In some ways our work can be isolating and lonely, and loneliness has been shown to have a negative impact on our health. Loneliness lends itself to anxiety and depression, which are issues that many workers in the veterinary field deal with, albeit for many different reasons. I am excited to be working in a relief position so that I can be a part of connecting our islands of veterinarians to each other and maybe (hopefully) reducing feelings of loneliness.
“However, if we can transform our attitude towards suffering, adopt an attitude that allows us greater tolerance of it, then this can do much to help counteract feelings of mental unhappiness, dissatisfaction, and discontent.” —Dalai Lama
Seeking joy and gratitude in vet med
IndeVets is seeking to “return balance, fulfillment, and joy to veterinary medicine.” One of the core values of IndeVets is gratitude.
Gratitude can help offset negative emotions, and practicing gratitude daily has a wide range of benefits that includes more feelings of joy and positive outlooks, improved immune function and sleep, and reduced feelings of loneliness.
We can practice daily gratitude by acknowledging good things that we receive and the role other people play in providing goodness. This might mean keeping a gratitude journal, making a point to thank someone regularly, or sharing something you feel appreciation of over coffee or dinner discussions.
“In ordinary life, we hardly realize that we receive a great deal more than we give, and that it is only with gratitude that life becomes rich.” Dietrich Bonhoeffer
I love that IndeVets supports gratitude both in core values and in actions too, like the Share the Love fund, Vetsgiving, and shout-outs on Teams, just to name a few.

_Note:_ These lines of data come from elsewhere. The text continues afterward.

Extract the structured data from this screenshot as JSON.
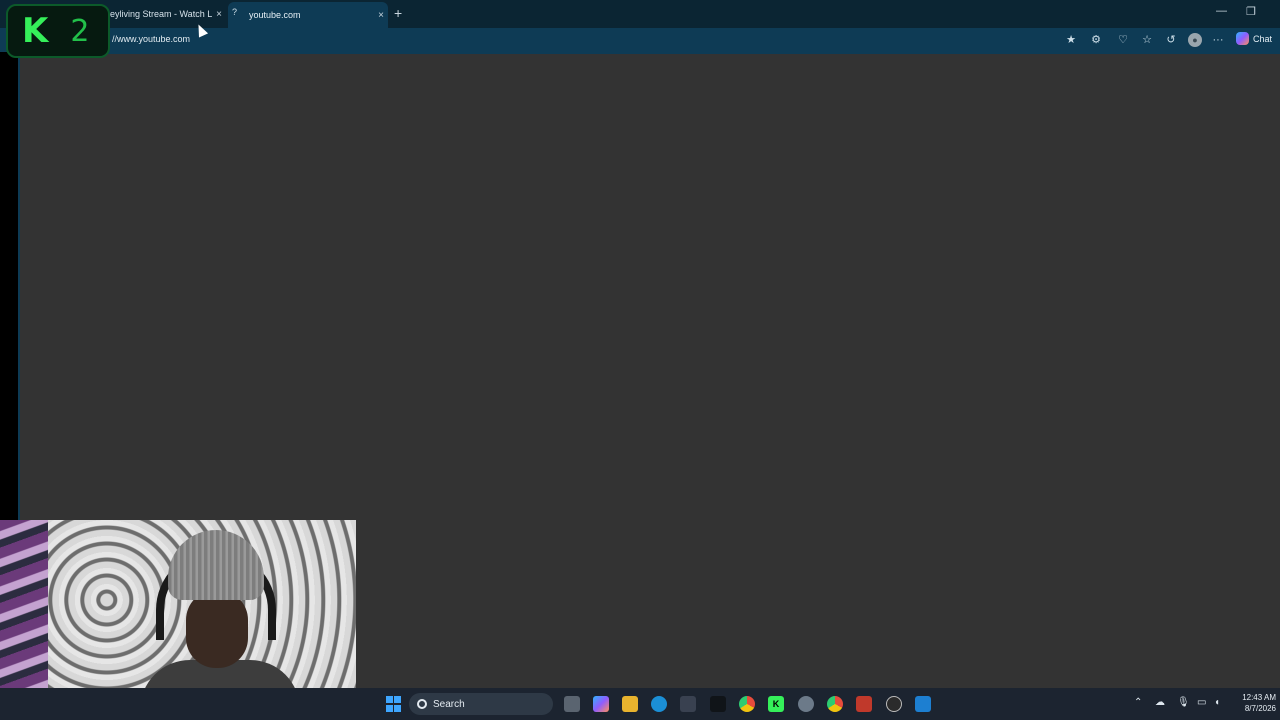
{
  "browser": {
    "tabs": [
      {
        "title": "eyliving Stream - Watch Live",
        "close": "×"
      },
      {
        "title": "youtube.com",
        "close": "×",
        "favicon": "?"
      }
    ],
    "new_tab": "+",
    "window_controls": {
      "minimize": "—",
      "maximize": "❐",
      "close": "✕"
    },
    "address": "//www.youtube.com",
    "toolbar_icons": [
      "star-icon",
      "extensions-icon",
      "browser-essentials-icon",
      "favorites-icon",
      "history-icon",
      "profile-icon",
      "more-icon"
    ],
    "more_glyph": "···",
    "chat_label": "Chat"
  },
  "overlay": {
    "logo_k": "K",
    "logo_number": "2"
  },
  "taskbar": {
    "search_label": "Search",
    "clock_time": "12:43 AM",
    "clock_date": "8/7/2026",
    "apps": [
      "task-view",
      "copilot",
      "file-explorer",
      "edge",
      "store",
      "terminal",
      "chrome",
      "kick",
      "settings",
      "chrome-2",
      "news",
      "obs",
      "photos"
    ]
  },
  "colors": {
    "tabstrip": "#0b2533",
    "toolbar": "#0e3b55",
    "content": "#333333",
    "logo_green": "#35f05a",
    "taskbar": "#1c2430"
  }
}
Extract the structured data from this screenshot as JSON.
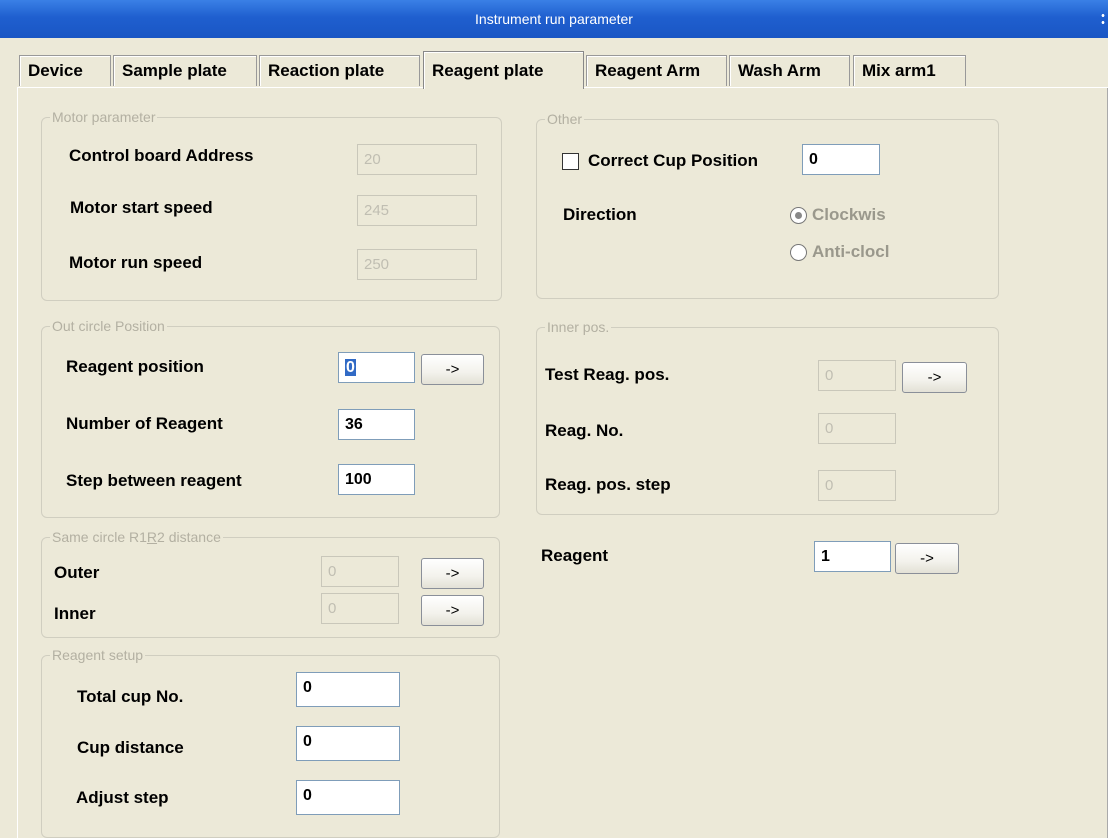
{
  "window": {
    "title": "Instrument run parameter"
  },
  "tabs": [
    {
      "label": "Device"
    },
    {
      "label": "Sample plate"
    },
    {
      "label": "Reaction plate"
    },
    {
      "label": "Reagent plate"
    },
    {
      "label": "Reagent Arm"
    },
    {
      "label": "Wash Arm"
    },
    {
      "label": "Mix arm1"
    }
  ],
  "motor": {
    "group_label": "Motor parameter",
    "control_board_label": "Control board Address",
    "control_board_value": "20",
    "start_speed_label": "Motor start speed",
    "start_speed_value": "245",
    "run_speed_label": "Motor run speed",
    "run_speed_value": "250"
  },
  "other": {
    "group_label": "Other",
    "correct_cup_label": "Correct Cup Position",
    "correct_cup_value": "0",
    "direction_label": "Direction",
    "clockwise_label": "Clockwis",
    "anticlock_label": "Anti-clocl"
  },
  "out_circle": {
    "group_label": "Out circle Position",
    "reagent_position_label": "Reagent position",
    "reagent_position_value": "0",
    "number_label": "Number of Reagent",
    "number_value": "36",
    "step_label": "Step between reagent",
    "step_value": "100",
    "go_button": "->"
  },
  "inner_pos": {
    "group_label": "Inner pos.",
    "test_reag_label": "Test Reag. pos.",
    "test_reag_value": "0",
    "reag_no_label": "Reag. No.",
    "reag_no_value": "0",
    "reag_step_label": "Reag. pos. step",
    "reag_step_value": "0",
    "go_button": "->"
  },
  "same_circle": {
    "group_label_pre": "Same circle R1",
    "group_label_u": "R",
    "group_label_post": "2 distance",
    "outer_label": "Outer",
    "outer_value": "0",
    "inner_label": "Inner",
    "inner_value": "0",
    "go_button": "->"
  },
  "reagent": {
    "label": "Reagent",
    "value": "1",
    "go_button": "->"
  },
  "reagent_setup": {
    "group_label": "Reagent setup",
    "total_cup_label": "Total cup No.",
    "total_cup_value": "0",
    "cup_distance_label": "Cup distance",
    "cup_distance_value": "0",
    "adjust_step_label": "Adjust step",
    "adjust_step_value": "0"
  },
  "colors": {
    "titlebar": "#1f5fcf",
    "dialog_bg": "#ece9d8",
    "selection": "#316ac5"
  }
}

I hope that by having a community that appreciates gratitude, we can bring more joy to our wider veterinary community, through connecting and supporting our fellow veterinary colleagues.
IndeVets are seeking to improve animal health by bringing together happy and healthy veterinarians and uniting them with animal hospitals to provide high standards of care.
By building up our connections in the wider veterinary community, we may come to collaborate and solve many of the current issues our industry is dealing with today for an improved future, both in patient care standards and in veterinary staff well being.
Dr. Juliane Evans is an Associate IndeVet practicing in North Carolina.